On the crossroad between a martial arts epic and a spirituality-rich melodrama comes Benny Chan’s Shaolin (2011), starring Andy Lau, Nicholas Tse, Bingbing Fan and Jackie Chan. Lau and Tse go head-to-head in a story about one man’s redemption and journey to forgiveness through Zen philosophy during China’s age of feuding warlords.
Set in the 1920s, during the rise of the Chinese Republic – when the nation is ravaged by feuding warlords trying to expand their power – Shaolin takes the audience through the misery and sufferings of ordinary people rather subtly and takes focus on the journey of one man’s redemption through spiritualism. As lifeless bodies cover the battlefield and Shaolin monks walk through the carnage, sending the dead off to their next life and looking for the living, Chan creates the world of Hou Jie (Lau) – a power-hungry, ruthless warlord who has plunged the nation into poverty and hunger in his quest for conquering land, but whose love of violence will ultimately lead him to his downfall.
When Hou’s protégé and sworn brother Cao Man (Tse) becomes hungrier for power and destruction and his ambitions are more than Hou is willing to offer, Cao takes the opportunity to betray his leader in an attempt to take his life. To make matters worse, Hou’s wife (Bingbing) abandons him and his daughter is killed, which leaves his world shattered in pieces and Hou seeks shelter in the Shaolin temple, which until recently was only a subject to his persecution. After embarking on a journey of self-discovery through the teachings of the Shaolin monks, it isn’t long before Hou and his newfound brethren take up a fiery stand against the vengeful Cao.
Whilst Shaolin lacks originality, it makes up for being derivative through other aspects. Lau’s tormented portrayal of a man seeking redemption gives depth to his character and successfully takes the film deeper into the emotional torture of a man who has come to regret his ways. While Tse’s impressive acting as a tortured sufferer, both in The Beast Stalker (2008) and The Stool Pigeon (2010), have definitely put him on the map, his portrayal of a ruthless villain is a rather non one-dimensional one and he once again showcases his acting talents by carrying Cao quite well.

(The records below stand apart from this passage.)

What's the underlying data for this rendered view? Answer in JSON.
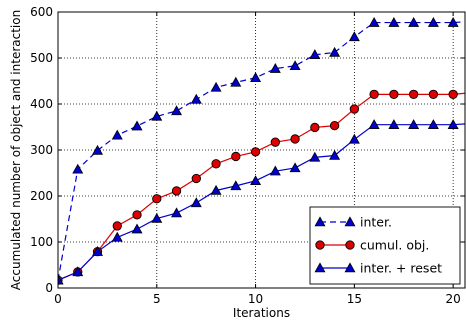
{
  "chart_data": {
    "type": "line",
    "xlabel": "Iterations",
    "ylabel": "Accumulated number of object and interaction",
    "xlim": [
      0,
      20.6
    ],
    "ylim": [
      0,
      600
    ],
    "x_ticks": [
      0,
      5,
      10,
      15,
      20
    ],
    "y_ticks": [
      0,
      100,
      200,
      300,
      400,
      500,
      600
    ],
    "grid": true,
    "grid_style": "dotted",
    "legend_position": "lower-right",
    "x": [
      0,
      1,
      2,
      3,
      4,
      5,
      6,
      7,
      8,
      9,
      10,
      11,
      12,
      13,
      14,
      15,
      16,
      17,
      18,
      19,
      20,
      21
    ],
    "series": [
      {
        "name": "inter.",
        "color": "#0000cc",
        "marker": "triangle",
        "line_style": "dashed",
        "values": [
          17,
          258,
          299,
          332,
          352,
          373,
          385,
          410,
          436,
          447,
          457,
          477,
          483,
          507,
          512,
          546,
          577,
          577,
          577,
          577,
          577,
          580
        ]
      },
      {
        "name": "cumul. obj.",
        "color": "#dd0000",
        "marker": "circle",
        "marker_fill": "#dd0000",
        "line_style": "solid",
        "values": [
          17,
          35,
          79,
          135,
          159,
          194,
          211,
          238,
          270,
          286,
          296,
          317,
          324,
          349,
          353,
          389,
          421,
          421,
          421,
          421,
          421,
          425
        ]
      },
      {
        "name": "inter. + reset",
        "color": "#0000cc",
        "marker": "triangle",
        "line_style": "solid",
        "values": [
          17,
          35,
          79,
          110,
          128,
          151,
          163,
          185,
          212,
          222,
          233,
          254,
          261,
          284,
          288,
          323,
          355,
          355,
          355,
          355,
          355,
          358
        ]
      }
    ]
  }
}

What Shaolin certainly doesn’t lack is production values, and Anthony Pun’s cinematography vividly captures the film’s artillery, gunfire and tortured soul-searching, with the underlying notion of peace and pacifism throughout. Despite a distinct change of speed from high-octane martial arts sequences to prolonged scenes of tiresome symbolism, Shaolin redeems itself through a combination of impressive acting, brilliant cinematography and a well-utilised script.